会社の歓送迎会などで、料理屋さんで宴会をしているとき、かいがいしく料理を取り分ける女性。あなたはどう思いますか?
やさしい、気が利く、しつけがいい、と思って眼を細める方もいるでしょう。
一方で、なにか割り切れない、もやもやした思いを抱く人もいます。わたしもそうです。
そういう行動をする女性について、点数稼ぎであるなどと思っているわけではありません。
単に、自分がサーブしやすい位置に座っているので、親切心からやっている行動である場合がほとんどでしょう。
ただ、「女性であれば、料理が出る場ではすすんで取り分けるもの」「同じ客であっても、女性はサービスする側」という感覚が、やっている本人や、まわりにも感じられる場合に、なにかもやっとするのです。
実際、これが男性の行動であれば、正直、なんとも思いません。というより、まめに動くいい人だね、ということで好感度アップというところです。
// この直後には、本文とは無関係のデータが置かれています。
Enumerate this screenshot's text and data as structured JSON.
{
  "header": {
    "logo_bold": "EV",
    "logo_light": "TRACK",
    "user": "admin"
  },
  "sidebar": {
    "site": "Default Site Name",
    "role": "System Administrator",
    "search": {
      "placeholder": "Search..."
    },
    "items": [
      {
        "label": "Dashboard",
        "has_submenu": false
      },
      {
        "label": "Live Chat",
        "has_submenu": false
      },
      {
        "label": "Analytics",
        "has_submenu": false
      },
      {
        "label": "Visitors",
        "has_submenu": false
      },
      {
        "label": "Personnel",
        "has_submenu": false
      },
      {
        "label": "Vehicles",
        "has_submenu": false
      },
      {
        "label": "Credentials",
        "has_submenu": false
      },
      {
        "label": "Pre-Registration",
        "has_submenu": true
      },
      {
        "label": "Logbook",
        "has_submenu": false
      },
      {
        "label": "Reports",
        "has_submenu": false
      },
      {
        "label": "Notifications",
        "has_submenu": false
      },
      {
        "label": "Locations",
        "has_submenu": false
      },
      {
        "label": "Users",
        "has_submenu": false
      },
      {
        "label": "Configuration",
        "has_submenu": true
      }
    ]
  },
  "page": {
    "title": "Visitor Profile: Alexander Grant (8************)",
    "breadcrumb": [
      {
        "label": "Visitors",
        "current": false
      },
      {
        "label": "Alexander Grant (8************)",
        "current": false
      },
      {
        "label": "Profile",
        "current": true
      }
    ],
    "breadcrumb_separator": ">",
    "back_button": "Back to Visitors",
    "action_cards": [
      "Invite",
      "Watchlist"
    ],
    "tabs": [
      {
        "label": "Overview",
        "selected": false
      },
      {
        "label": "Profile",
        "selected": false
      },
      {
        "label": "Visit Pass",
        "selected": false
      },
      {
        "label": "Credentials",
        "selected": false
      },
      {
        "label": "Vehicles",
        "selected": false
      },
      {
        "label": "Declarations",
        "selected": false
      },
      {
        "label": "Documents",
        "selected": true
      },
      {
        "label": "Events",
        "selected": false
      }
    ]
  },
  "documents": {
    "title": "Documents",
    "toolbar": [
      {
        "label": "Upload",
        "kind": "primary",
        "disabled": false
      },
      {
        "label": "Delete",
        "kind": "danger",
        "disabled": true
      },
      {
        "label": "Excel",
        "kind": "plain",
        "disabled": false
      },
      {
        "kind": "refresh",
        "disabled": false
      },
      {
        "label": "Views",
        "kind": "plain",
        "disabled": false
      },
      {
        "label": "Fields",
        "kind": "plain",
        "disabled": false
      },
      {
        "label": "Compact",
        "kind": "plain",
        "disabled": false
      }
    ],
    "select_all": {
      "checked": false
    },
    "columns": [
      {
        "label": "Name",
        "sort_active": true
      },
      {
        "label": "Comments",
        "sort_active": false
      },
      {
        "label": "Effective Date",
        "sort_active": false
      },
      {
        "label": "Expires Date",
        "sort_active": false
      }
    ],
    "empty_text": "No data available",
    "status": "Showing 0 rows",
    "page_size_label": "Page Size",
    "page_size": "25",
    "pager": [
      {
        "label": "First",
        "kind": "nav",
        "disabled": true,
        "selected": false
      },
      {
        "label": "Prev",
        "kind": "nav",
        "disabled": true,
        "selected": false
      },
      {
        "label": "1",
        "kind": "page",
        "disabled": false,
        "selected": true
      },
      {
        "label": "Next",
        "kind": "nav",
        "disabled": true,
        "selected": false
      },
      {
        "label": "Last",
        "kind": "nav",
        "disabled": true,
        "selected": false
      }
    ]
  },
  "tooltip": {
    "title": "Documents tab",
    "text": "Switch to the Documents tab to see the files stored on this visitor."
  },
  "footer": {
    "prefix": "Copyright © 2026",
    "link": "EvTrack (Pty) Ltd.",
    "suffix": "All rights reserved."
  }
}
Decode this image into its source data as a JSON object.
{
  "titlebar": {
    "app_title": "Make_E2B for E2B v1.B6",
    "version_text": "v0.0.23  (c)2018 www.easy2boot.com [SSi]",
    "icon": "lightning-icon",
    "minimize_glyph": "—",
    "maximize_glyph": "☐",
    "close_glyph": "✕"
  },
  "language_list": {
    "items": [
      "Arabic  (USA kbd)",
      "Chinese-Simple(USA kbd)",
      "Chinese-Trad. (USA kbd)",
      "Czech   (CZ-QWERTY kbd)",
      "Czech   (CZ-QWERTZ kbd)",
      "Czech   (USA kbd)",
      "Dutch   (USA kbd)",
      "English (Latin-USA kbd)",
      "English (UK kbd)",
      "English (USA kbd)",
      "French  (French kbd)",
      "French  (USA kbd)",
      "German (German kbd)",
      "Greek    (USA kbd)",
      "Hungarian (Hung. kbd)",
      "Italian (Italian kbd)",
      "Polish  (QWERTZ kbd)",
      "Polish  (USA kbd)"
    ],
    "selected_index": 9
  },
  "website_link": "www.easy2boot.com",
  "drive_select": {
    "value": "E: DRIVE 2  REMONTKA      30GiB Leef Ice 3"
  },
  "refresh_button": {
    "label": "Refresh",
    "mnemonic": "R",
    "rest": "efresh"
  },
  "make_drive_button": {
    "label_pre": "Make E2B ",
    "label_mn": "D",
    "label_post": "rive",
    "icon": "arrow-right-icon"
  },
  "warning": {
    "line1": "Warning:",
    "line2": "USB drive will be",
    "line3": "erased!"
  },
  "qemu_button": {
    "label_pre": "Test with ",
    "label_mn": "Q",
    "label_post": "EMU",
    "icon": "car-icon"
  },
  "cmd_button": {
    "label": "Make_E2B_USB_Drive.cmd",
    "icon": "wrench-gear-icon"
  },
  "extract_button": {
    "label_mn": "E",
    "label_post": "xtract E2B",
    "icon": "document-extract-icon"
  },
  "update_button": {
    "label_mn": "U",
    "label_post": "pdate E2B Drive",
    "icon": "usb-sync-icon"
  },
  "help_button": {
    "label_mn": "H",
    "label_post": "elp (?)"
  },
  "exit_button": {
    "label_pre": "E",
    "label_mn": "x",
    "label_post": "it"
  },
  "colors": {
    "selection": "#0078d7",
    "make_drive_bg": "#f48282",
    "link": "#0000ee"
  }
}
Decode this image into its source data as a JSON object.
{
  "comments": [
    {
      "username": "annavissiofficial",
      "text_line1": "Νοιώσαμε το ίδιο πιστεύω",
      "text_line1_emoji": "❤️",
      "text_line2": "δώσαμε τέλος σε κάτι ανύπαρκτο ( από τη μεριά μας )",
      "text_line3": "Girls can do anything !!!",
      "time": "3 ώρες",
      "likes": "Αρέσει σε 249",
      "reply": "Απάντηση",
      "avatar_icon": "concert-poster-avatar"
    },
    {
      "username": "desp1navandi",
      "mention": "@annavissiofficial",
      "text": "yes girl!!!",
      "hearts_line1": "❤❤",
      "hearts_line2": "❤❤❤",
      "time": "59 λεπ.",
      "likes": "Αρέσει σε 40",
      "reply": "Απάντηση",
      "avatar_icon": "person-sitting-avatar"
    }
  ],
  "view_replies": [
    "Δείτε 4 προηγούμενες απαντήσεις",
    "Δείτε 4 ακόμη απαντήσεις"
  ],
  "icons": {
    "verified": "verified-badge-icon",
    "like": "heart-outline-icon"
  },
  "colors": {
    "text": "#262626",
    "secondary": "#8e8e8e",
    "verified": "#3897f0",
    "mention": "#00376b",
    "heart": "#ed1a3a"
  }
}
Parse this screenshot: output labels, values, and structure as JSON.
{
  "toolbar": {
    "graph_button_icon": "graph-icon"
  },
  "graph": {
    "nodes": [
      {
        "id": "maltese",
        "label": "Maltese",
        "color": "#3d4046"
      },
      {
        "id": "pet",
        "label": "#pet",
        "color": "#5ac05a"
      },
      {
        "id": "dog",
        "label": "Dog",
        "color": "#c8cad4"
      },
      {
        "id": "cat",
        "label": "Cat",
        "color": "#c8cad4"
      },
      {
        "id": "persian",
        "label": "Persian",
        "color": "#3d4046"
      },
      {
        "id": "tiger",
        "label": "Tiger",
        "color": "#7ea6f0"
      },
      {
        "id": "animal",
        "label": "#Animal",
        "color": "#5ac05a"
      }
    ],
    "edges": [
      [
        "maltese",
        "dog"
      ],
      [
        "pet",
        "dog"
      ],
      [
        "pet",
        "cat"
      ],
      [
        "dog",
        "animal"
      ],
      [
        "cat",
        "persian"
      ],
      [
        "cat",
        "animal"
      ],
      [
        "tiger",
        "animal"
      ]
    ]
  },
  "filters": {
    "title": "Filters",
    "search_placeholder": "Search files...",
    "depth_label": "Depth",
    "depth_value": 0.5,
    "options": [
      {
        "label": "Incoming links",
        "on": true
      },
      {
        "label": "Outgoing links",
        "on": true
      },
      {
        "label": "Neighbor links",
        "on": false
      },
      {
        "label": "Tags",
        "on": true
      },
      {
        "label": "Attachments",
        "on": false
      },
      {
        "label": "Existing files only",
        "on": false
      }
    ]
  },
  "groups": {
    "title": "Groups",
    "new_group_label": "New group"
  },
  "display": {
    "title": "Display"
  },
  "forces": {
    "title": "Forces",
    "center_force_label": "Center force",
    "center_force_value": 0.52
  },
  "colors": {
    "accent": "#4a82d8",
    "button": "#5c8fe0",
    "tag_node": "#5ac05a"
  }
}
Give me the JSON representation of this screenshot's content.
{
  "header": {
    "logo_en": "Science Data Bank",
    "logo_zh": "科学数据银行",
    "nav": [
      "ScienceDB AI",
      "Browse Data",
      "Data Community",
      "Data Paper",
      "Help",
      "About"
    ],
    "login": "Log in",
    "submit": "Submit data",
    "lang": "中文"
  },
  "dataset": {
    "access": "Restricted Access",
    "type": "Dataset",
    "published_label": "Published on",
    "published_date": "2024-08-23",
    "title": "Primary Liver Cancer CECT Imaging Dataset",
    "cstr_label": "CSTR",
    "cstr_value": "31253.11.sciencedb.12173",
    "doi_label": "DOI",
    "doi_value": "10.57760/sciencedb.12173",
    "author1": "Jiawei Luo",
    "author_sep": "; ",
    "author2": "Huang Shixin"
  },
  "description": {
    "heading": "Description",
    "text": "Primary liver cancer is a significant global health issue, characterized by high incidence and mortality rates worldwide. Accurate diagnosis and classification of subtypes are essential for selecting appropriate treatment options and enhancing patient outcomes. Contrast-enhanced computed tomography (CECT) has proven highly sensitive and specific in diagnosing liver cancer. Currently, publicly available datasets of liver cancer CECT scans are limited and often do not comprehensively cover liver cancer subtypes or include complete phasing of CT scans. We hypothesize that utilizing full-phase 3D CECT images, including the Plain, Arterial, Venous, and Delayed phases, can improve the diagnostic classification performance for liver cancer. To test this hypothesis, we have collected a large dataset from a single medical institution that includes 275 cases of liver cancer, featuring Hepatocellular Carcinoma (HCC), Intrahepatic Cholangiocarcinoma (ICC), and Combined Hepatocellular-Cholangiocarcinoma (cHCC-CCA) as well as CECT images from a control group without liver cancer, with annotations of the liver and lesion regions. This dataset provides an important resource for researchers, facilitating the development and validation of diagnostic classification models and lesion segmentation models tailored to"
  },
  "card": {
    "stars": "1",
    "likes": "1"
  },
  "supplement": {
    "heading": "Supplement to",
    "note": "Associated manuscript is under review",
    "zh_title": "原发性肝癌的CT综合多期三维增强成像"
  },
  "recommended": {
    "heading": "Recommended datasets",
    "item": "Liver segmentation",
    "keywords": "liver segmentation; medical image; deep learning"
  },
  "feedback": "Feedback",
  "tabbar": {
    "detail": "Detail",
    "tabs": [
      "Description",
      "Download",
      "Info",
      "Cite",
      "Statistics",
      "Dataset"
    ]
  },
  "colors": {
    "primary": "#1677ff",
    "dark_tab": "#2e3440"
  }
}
セクハラのセミナーをするとき、就業後の宴会についても、会社との関連が深い場では、そこも「職場」として扱われますので、注意してください、ということは必ず伝えます。
お酒が入って気がゆるむ、開放的な気分になってつい、というだけではありません。
職制上の上下はあっても、男性だから、女性だからということでは上下がないはずです。それが、宴会などの場では、どうしても旧来の性別役割分担がはっきり見えることが多く、そのような雰囲気の中では、女性を対等な職場の仲間としてではなく、性的な対象として見る気持ちが表に出てきがちなのです。
こういう場合、管理職や先輩としては、さりげなく男性に「◯◯さん、これちょっとお願い」と頼んだり、あれこれと動いている女性には「まあ、ちょっと落ち着いて座って、ゆっくり話しましょう」などと声をかける心遣いがあると、雰囲気がずいぶん変わってきます。
宴会の時くらい、軽い気持ちで楽しみたいのに、いちいちうるさいな、とお思いかもしれません。でも、その気持は女性であっても同じであることに、ちょっと気づいてほしいものです。